Comparative Advantage is a stupid theory unless you’re talking about raw materials. No country has an advantage in finished products. The slant eyed ones are not better with electronics, the negroes are not better at manual labor, and the whites are not better at privilege.
And Free Trade does not lower the price to the consumer. American Labor may produce a widget at 100 cents, Chinese Slave Labor may produce widget at 10 cents, but the Chinese slave owner only undercuts the Free Labor product and sells at 99.9 cents. However since the dollar is devalued from the years and years of cumulative trade deficit, the Chinese slave owner effectively sells widget at 150 cents. That’s a price increase. Free Trade with cheap foreign labor countries INCREASES the price of imported goods to the consumer, not DECREASES.
And it doesn’t matter if the FED stops selling deficit bonds, China would just accumulate dollars faster which would increase in price of imported goods even more. And all that would accomplish is pressure China to devalue their currency even more.

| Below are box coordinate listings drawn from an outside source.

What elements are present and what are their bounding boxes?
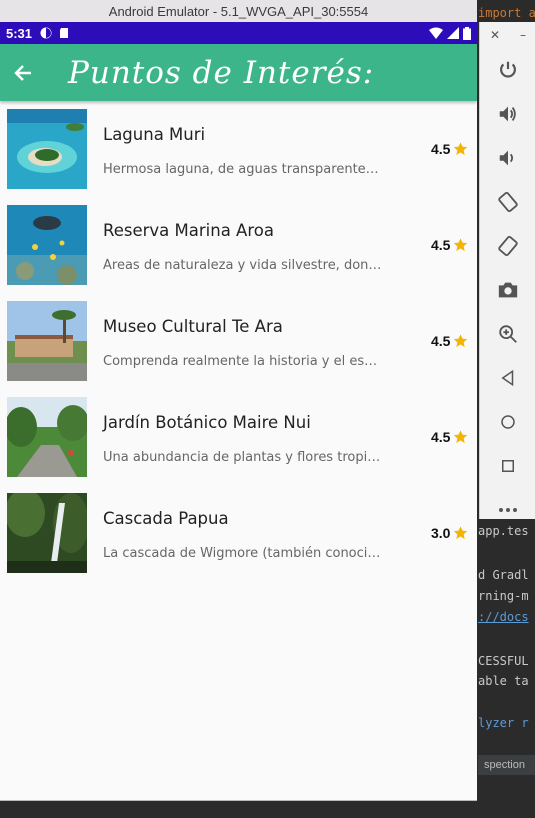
place-name: Laguna Muri (103, 125, 206, 144)
rotate-left-button[interactable] (480, 180, 535, 224)
list-item[interactable]: Reserva Marina Aroa Áreas de naturaleza … (0, 205, 477, 301)
place-description: Una abundancia de plantas y flores tropi… (103, 450, 385, 465)
ide-code-line: d Gradl (478, 568, 529, 582)
rotate-right-button[interactable] (480, 224, 535, 268)
place-description: Comprenda realmente la historia y el esp… (103, 354, 385, 369)
list-item[interactable]: Museo Cultural Te Ara Comprenda realment… (0, 301, 477, 397)
sd-card-icon (60, 28, 69, 38)
ide-inspection-tab[interactable]: spection (478, 755, 535, 775)
zoom-button[interactable] (480, 312, 535, 356)
status-time: 5:31 (6, 25, 33, 41)
wifi-icon (429, 27, 443, 39)
ide-code-line: able ta (478, 674, 529, 688)
arrow-back-icon (14, 64, 31, 81)
status-bar: 5:31 (0, 22, 477, 44)
home-button[interactable] (480, 400, 535, 444)
place-rating: 4.5 (431, 237, 469, 253)
emulator-window-title: Android Emulator - 5.1_WVGA_API_30:5554 (0, 0, 477, 23)
circle-home-icon (501, 415, 515, 429)
place-thumbnail (7, 493, 87, 573)
power-button[interactable] (480, 48, 535, 92)
rating-value: 4.5 (431, 141, 451, 157)
rating-value: 4.5 (431, 237, 451, 253)
place-rating: 4.5 (431, 141, 469, 157)
star-icon (454, 334, 468, 347)
place-thumbnail (7, 397, 87, 477)
place-description: Áreas de naturaleza y vida silvestre, do… (103, 258, 385, 273)
rating-value: 4.5 (431, 429, 451, 445)
ide-link[interactable]: ://docs (478, 610, 529, 624)
star-icon (454, 142, 468, 155)
rating-value: 4.5 (431, 333, 451, 349)
place-description: Hermosa laguna, de aguas transparentes, … (103, 162, 385, 177)
volume-down-icon (499, 150, 514, 166)
rotate-right-icon (498, 235, 518, 257)
volume-up-icon (499, 106, 516, 122)
overview-button[interactable] (480, 444, 535, 488)
battery-icon (463, 26, 471, 40)
ide-code-line: rning-m (478, 589, 529, 603)
place-name: Cascada Papua (103, 509, 229, 528)
star-icon (454, 430, 468, 443)
place-rating: 4.5 (431, 333, 469, 349)
power-icon (500, 61, 516, 78)
play-protect-icon (40, 27, 52, 39)
app-bar: Puntos de Interés: (0, 44, 477, 101)
more-dots-icon (499, 508, 517, 512)
place-thumbnail (7, 109, 87, 189)
square-overview-icon (502, 460, 514, 472)
place-thumbnail (7, 301, 87, 381)
place-name: Jardín Botánico Maire Nui (103, 413, 311, 432)
places-list: Laguna Muri Hermosa laguna, de aguas tra… (0, 101, 477, 589)
volume-down-button[interactable] (480, 136, 535, 180)
close-icon[interactable]: ✕ (490, 28, 500, 42)
star-icon (454, 238, 468, 251)
rating-value: 3.0 (431, 525, 451, 541)
emulator-toolbar: ✕ – (479, 22, 535, 519)
rotate-left-icon (498, 191, 518, 213)
place-name: Museo Cultural Te Ara (103, 317, 283, 336)
place-thumbnail (7, 205, 87, 285)
page-title: Puntos de Interés: (68, 54, 375, 91)
list-item[interactable]: Jardín Botánico Maire Nui Una abundancia… (0, 397, 477, 493)
list-item[interactable]: Laguna Muri Hermosa laguna, de aguas tra… (0, 109, 477, 205)
ide-code-line: import a (478, 6, 535, 20)
place-description: La cascada de Wigmore (también conocid… (103, 546, 385, 561)
volume-up-button[interactable] (480, 92, 535, 136)
android-screen: 5:31 Puntos de Interés: Laguna Muri Herm… (0, 22, 477, 800)
camera-icon (498, 282, 518, 298)
more-button[interactable] (480, 488, 535, 532)
ide-code-line: CESSFUL (478, 654, 529, 668)
triangle-back-icon (501, 369, 514, 387)
place-rating: 3.0 (431, 525, 469, 541)
ide-code-line: lyzer r (478, 716, 529, 730)
star-icon (454, 526, 468, 539)
signal-icon (447, 27, 459, 39)
minimize-icon[interactable]: – (520, 28, 526, 42)
place-rating: 4.5 (431, 429, 469, 445)
zoom-in-icon (499, 325, 517, 343)
place-name: Reserva Marina Aroa (103, 221, 274, 240)
screenshot-button[interactable] (480, 268, 535, 312)
back-nav-button[interactable] (480, 356, 535, 400)
back-button[interactable] (0, 44, 46, 101)
list-item[interactable]: Cascada Papua La cascada de Wigmore (tam… (0, 493, 477, 589)
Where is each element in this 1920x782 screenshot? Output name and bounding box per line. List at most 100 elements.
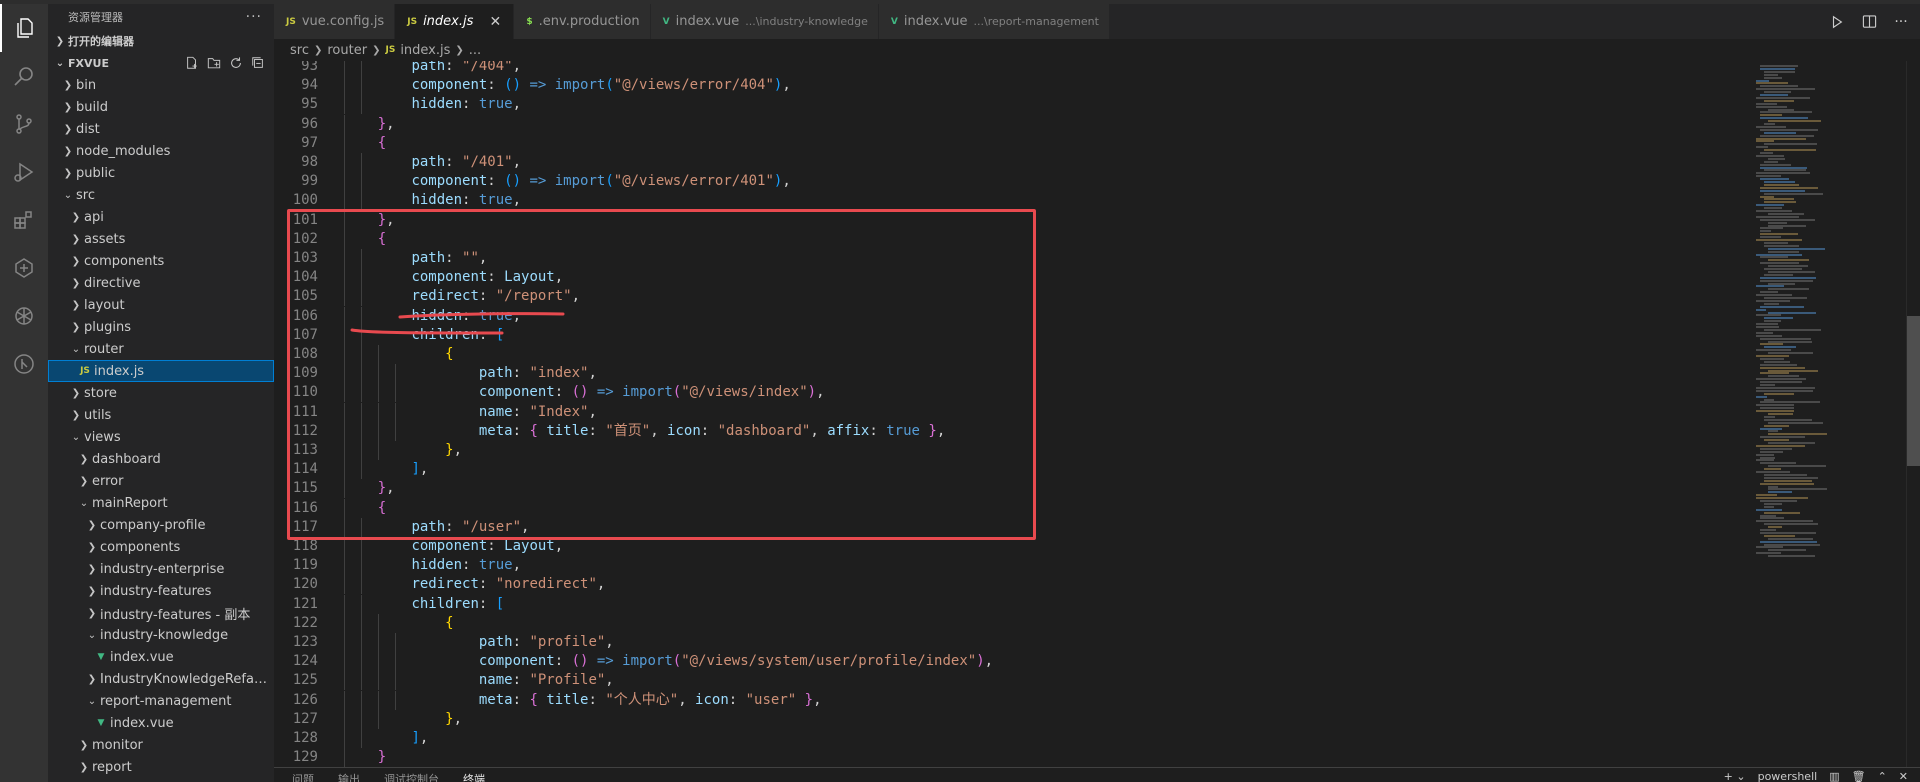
editor-tab[interactable]: Vindex.vue ...\industry-knowledge <box>650 4 879 39</box>
minimap-line <box>1768 555 1815 558</box>
tree-folder[interactable]: ⌄ views <box>48 426 274 448</box>
more-actions-icon[interactable]: ··· <box>1892 13 1910 31</box>
tree-folder[interactable]: ❯ bin <box>48 74 274 96</box>
code-editor[interactable]: 93 path: "/404", 94 component: () => impo… <box>274 61 1920 767</box>
minimap[interactable] <box>1754 61 1894 767</box>
tree-folder[interactable]: ❯ components <box>48 250 274 272</box>
code-line: 94 component: () => import("@/views/erro… <box>274 76 1714 96</box>
breadcrumb-item-router[interactable]: router <box>327 43 367 58</box>
editor-tab[interactable]: JS index.js ✕ <box>395 4 515 39</box>
extensions-icon[interactable] <box>0 196 48 244</box>
breadcrumb-item-symbol[interactable]: ... <box>469 43 481 58</box>
tree-folder[interactable]: ❯ assets <box>48 228 274 250</box>
minimap-line <box>1756 172 1811 175</box>
scrollbar-thumb[interactable] <box>1907 316 1920 466</box>
code-token: true <box>478 557 513 574</box>
bug-icon[interactable] <box>0 244 48 292</box>
git-graph-icon[interactable] <box>0 340 48 388</box>
tree-folder[interactable]: ❯ monitor <box>48 734 274 756</box>
tree-folder[interactable]: ❯ build <box>48 96 274 118</box>
tree-folder[interactable]: ❯ error <box>48 470 274 492</box>
new-folder-icon[interactable] <box>206 55 222 71</box>
code-token: "" <box>462 250 479 266</box>
tree-folder[interactable]: ❯ plugins <box>48 316 274 338</box>
tree-folder[interactable]: ❯ industry-features - 副本 <box>48 602 274 624</box>
tree-folder[interactable]: ❯ public <box>48 162 274 184</box>
indent-guide <box>360 556 362 576</box>
minimap-line <box>1768 549 1807 552</box>
tab-problems[interactable]: 问题 <box>292 768 314 782</box>
collapse-all-icon[interactable] <box>250 55 266 71</box>
tab-debug-console[interactable]: 调试控制台 <box>384 768 439 782</box>
tree-folder[interactable]: ❯ directive <box>48 272 274 294</box>
tree-folder[interactable]: ❯ node_modules <box>48 140 274 162</box>
close-icon[interactable]: ✕ <box>487 14 503 30</box>
tree-folder[interactable]: ❯ company-profile <box>48 514 274 536</box>
code-token: , <box>936 422 946 439</box>
tree-folder[interactable]: ❯ industry-features <box>48 580 274 602</box>
new-file-icon[interactable] <box>184 55 200 71</box>
line-number: 125 <box>292 672 318 689</box>
tree-folder[interactable]: ❯ store <box>48 382 274 404</box>
minimap-line <box>1756 299 1791 302</box>
tree-folder[interactable]: ❯ layout <box>48 294 274 316</box>
tree-item-label: index.vue <box>110 649 174 665</box>
tree-folder[interactable]: ❯ api <box>48 206 274 228</box>
refresh-icon[interactable] <box>228 55 244 71</box>
tree-folder[interactable]: ⌄ router <box>48 338 274 360</box>
minimap-line <box>1756 355 1789 357</box>
explorer-icon[interactable] <box>0 4 48 52</box>
indent-guide <box>360 421 362 441</box>
split-editor-icon[interactable] <box>1860 13 1878 31</box>
tree-folder[interactable]: ❯ dashboard <box>48 448 274 470</box>
breadcrumb-item-file[interactable]: index.js <box>400 43 450 58</box>
tree-folder[interactable]: ❯ components <box>48 536 274 558</box>
minimap-line <box>1764 73 1778 76</box>
tree-folder[interactable]: ❯ report <box>48 756 274 778</box>
tree-file[interactable]: ▼ index.vue <box>48 712 274 734</box>
editor-tab[interactable]: $ .env.production <box>514 4 651 39</box>
split-terminal-icon[interactable]: ▥ <box>1829 770 1839 782</box>
trash-icon[interactable]: 🗑 <box>1852 770 1866 782</box>
close-icon[interactable]: ✕ <box>1899 770 1908 782</box>
minimap-line <box>1756 140 1774 143</box>
openai-icon[interactable] <box>0 292 48 340</box>
tree-folder[interactable]: ⌄ report-management <box>48 690 274 712</box>
line-number: 97 <box>301 134 318 151</box>
tree-folder[interactable]: ❯ dist <box>48 118 274 140</box>
code-line: 95 hidden: true, <box>274 95 1714 115</box>
run-icon[interactable] <box>1828 13 1846 31</box>
chevron-up-icon[interactable]: ⌃ <box>1878 770 1887 782</box>
indent-guide <box>377 364 379 384</box>
vue-file-icon: V <box>890 16 898 27</box>
minimap-line <box>1764 543 1821 546</box>
tree-folder[interactable]: ⌄ mainReport <box>48 492 274 514</box>
project-section[interactable]: ⌄ FXVUE <box>48 52 274 74</box>
tree-folder[interactable]: ❯ utils <box>48 404 274 426</box>
editor-tab[interactable]: JS vue.config.js <box>274 4 396 39</box>
more-actions-icon[interactable]: ··· <box>246 9 262 25</box>
open-editors-section[interactable]: ❯ 打开的编辑器 <box>48 30 274 52</box>
run-debug-icon[interactable] <box>0 148 48 196</box>
vue-file-icon: ▼ <box>97 652 105 662</box>
tab-output[interactable]: 输出 <box>338 768 360 782</box>
terminal-name[interactable]: powershell <box>1758 770 1818 782</box>
tree-folder[interactable]: ❯ industry-enterprise <box>48 558 274 580</box>
minimap-line <box>1764 523 1818 526</box>
tab-terminal[interactable]: 终端 <box>463 768 485 782</box>
tree-folder[interactable]: ❯ IndustryKnowledgeRefacto... <box>48 668 274 690</box>
chevron-down-icon: ⌄ <box>55 57 65 69</box>
add-terminal-icon[interactable]: + ⌄ <box>1724 770 1746 782</box>
tree-file[interactable]: JS index.js <box>48 360 274 382</box>
tree-folder[interactable]: ⌄ src <box>48 184 274 206</box>
code-token: , <box>596 576 606 593</box>
editor-tab[interactable]: Vindex.vue ...\report-management <box>878 4 1110 39</box>
indent-guide <box>377 690 379 710</box>
search-icon[interactable] <box>0 52 48 100</box>
breadcrumb-item-src[interactable]: src <box>290 43 309 58</box>
tree-folder[interactable]: ⌄ industry-knowledge <box>48 624 274 646</box>
source-control-icon[interactable] <box>0 100 48 148</box>
tree-file[interactable]: ▼ index.vue <box>48 646 274 668</box>
code-token: : <box>478 576 496 593</box>
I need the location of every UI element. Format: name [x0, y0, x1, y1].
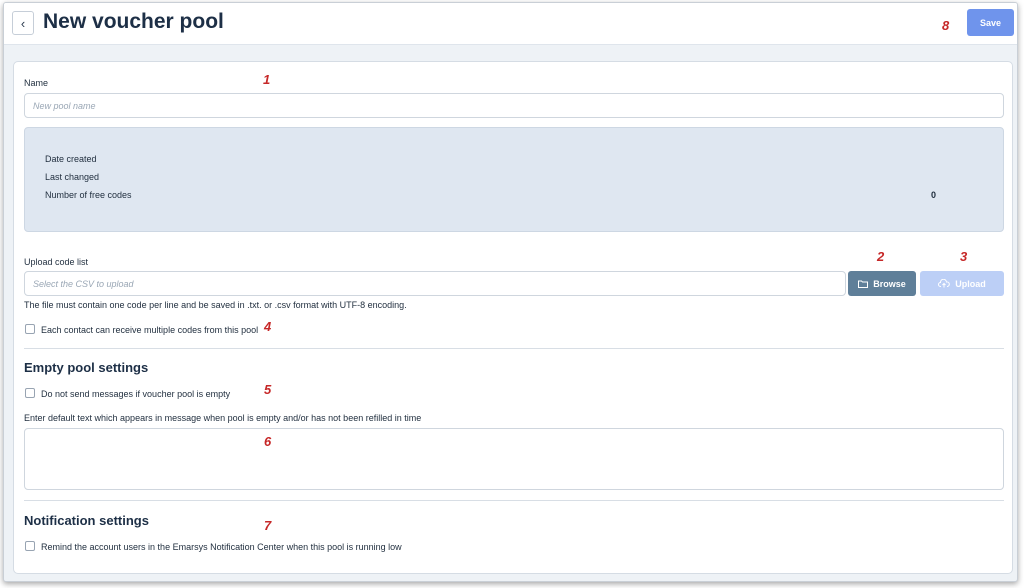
folder-icon	[858, 280, 869, 288]
annotation-marker-4: 4	[264, 319, 272, 334]
save-button[interactable]: Save	[967, 9, 1014, 36]
free-codes-label: Number of free codes	[45, 190, 132, 200]
upload-hint: The file must contain one code per line …	[24, 300, 407, 310]
pool-name-input[interactable]: New pool name	[24, 93, 1004, 118]
cloud-upload-icon	[938, 279, 950, 288]
upload-label: Upload	[955, 278, 986, 289]
annotation-marker-5: 5	[264, 382, 272, 397]
page-title: New voucher pool	[43, 10, 224, 33]
back-button[interactable]: ‹	[12, 11, 34, 35]
notification-section-title: Notification settings	[24, 513, 149, 528]
csv-file-input[interactable]: Select the CSV to upload	[24, 271, 846, 296]
section-divider	[24, 348, 1004, 349]
dont-send-label: Do not send messages if voucher pool is …	[41, 389, 231, 399]
chevron-left-icon: ‹	[20, 15, 26, 31]
multiple-codes-label: Each contact can receive multiple codes …	[41, 325, 259, 335]
pool-name-placeholder: New pool name	[33, 100, 96, 111]
app-window: ‹ New voucher pool Save Name New pool na…	[3, 2, 1018, 582]
csv-file-placeholder: Select the CSV to upload	[33, 278, 134, 289]
annotation-marker-6: 6	[264, 434, 272, 449]
free-codes-value: 0	[931, 190, 937, 200]
annotation-marker-2: 2	[877, 249, 885, 264]
annotation-marker-1: 1	[263, 72, 271, 87]
annotation-marker-7: 7	[264, 518, 272, 533]
dont-send-checkbox[interactable]	[25, 388, 35, 398]
multiple-codes-checkbox[interactable]	[25, 324, 35, 334]
empty-pool-section-title: Empty pool settings	[24, 360, 149, 375]
voucher-pool-form: Name New pool name Date created Last cha…	[13, 61, 1013, 574]
section-divider	[24, 500, 1004, 501]
annotation-marker-3: 3	[960, 249, 968, 264]
remind-checkbox[interactable]	[25, 541, 35, 551]
name-label: Name	[24, 78, 49, 88]
annotation-marker-8: 8	[942, 18, 950, 33]
date-created-label: Date created	[45, 154, 97, 164]
default-text-textarea[interactable]	[24, 428, 1004, 490]
pool-info-box: Date created Last changed Number of free…	[24, 127, 1004, 232]
remind-label: Remind the account users in the Emarsys …	[41, 542, 402, 552]
default-text-label: Enter default text which appears in mess…	[24, 413, 422, 423]
browse-button[interactable]: Browse	[848, 271, 916, 296]
upload-label: Upload code list	[24, 257, 89, 267]
upload-button[interactable]: Upload	[920, 271, 1004, 296]
browse-label: Browse	[873, 278, 906, 289]
last-changed-label: Last changed	[45, 172, 100, 182]
page-header: ‹ New voucher pool Save	[4, 3, 1017, 45]
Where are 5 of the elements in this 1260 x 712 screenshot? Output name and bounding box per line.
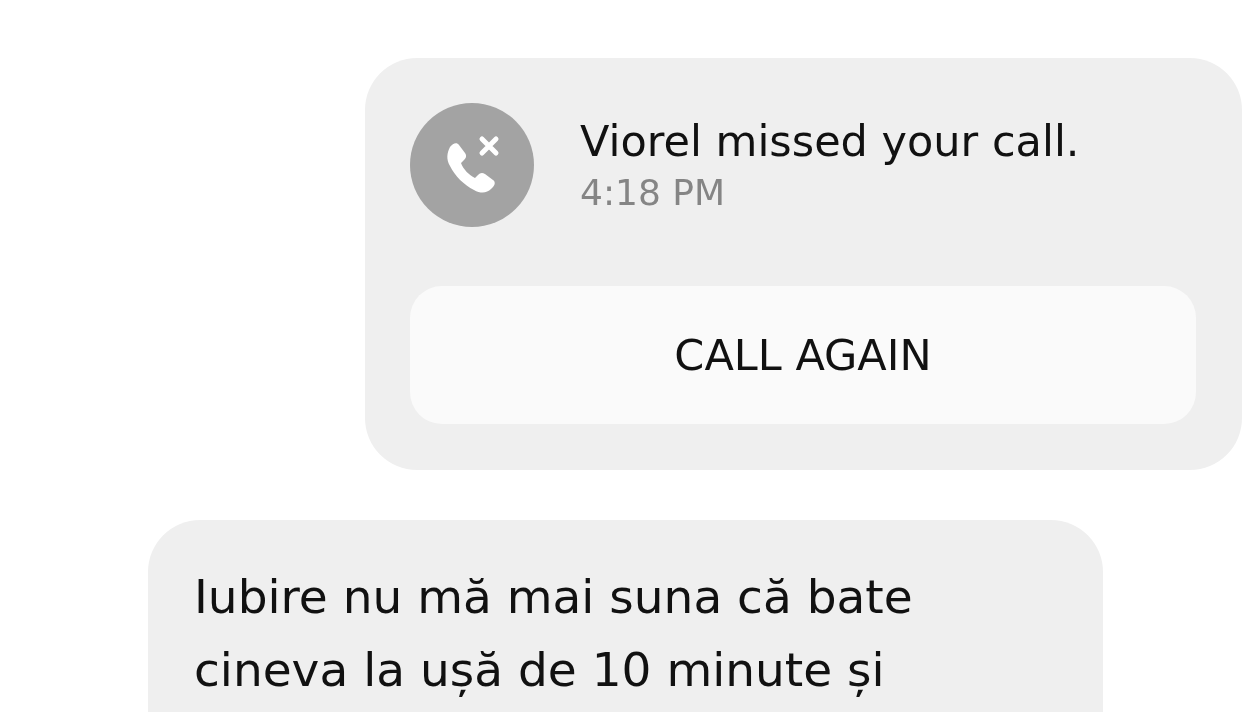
call-again-button[interactable]: CALL AGAIN	[410, 286, 1196, 424]
message-text: Iubire nu mă mai suna că bate cineva la ușă de 10 minute și	[194, 568, 914, 699]
missed-call-icon	[410, 103, 534, 227]
call-time: 4:18 PM	[580, 171, 727, 215]
missed-call-message: Viorel missed your call.	[580, 115, 1080, 168]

I work on the front lines of this issue and I often find that the mile-high viewpoint doesn’t jive. Here are two specific examples.
I am making my own product for the first time. The best price I could find on a tool for the product in the U.S. was $60,000. I have many customers and contacts who do manufacturing so I had a very solid list of suppliers to get quotes from. The Chinese supplier offered to make the same tool for $2000. Note that per piece cost of the product was the same both in China and here after shipping costs. If I did not have the option of making the tool for $2000, then I would not be making the part. That would be less opportunity for my business, and fewer products for consumers to purchase, and the ones they do purchase will come at a higher price.
There is another Chinese factory I work with. It is a $60 million, 1300 employee factory, with about 1000 production workers. The production workers come from rural backgrounds. Most cannot read and though their lifestyle is humble to us, it is measurably improved over subsistence farming and they are happy to be employed. The other 300 employees are supervisors, middle managers, admin, finance, engineers, sales, etc., whose wages are surprisingly on par with similar positions here in the U.S. (If you can make a factory owner money, you are equally valuable anywhere).
If you take this entire factory and put it in the U.S., who loses? Nobody loses, except China. The lowly production workers will purchase things like cell phones and clothes. The upper level employees will purchase cars, houses, and iPads and invest in other parts of our economy. The reason we cannot do this is because of Federal public entitlements programs, Federal wage and labor laws, and Federal regulation of businesses. Protectionist policies will only make us poorer. Picking on China will just move production to Vietnam. The solution is to end these policies and open our borders to legal immigration.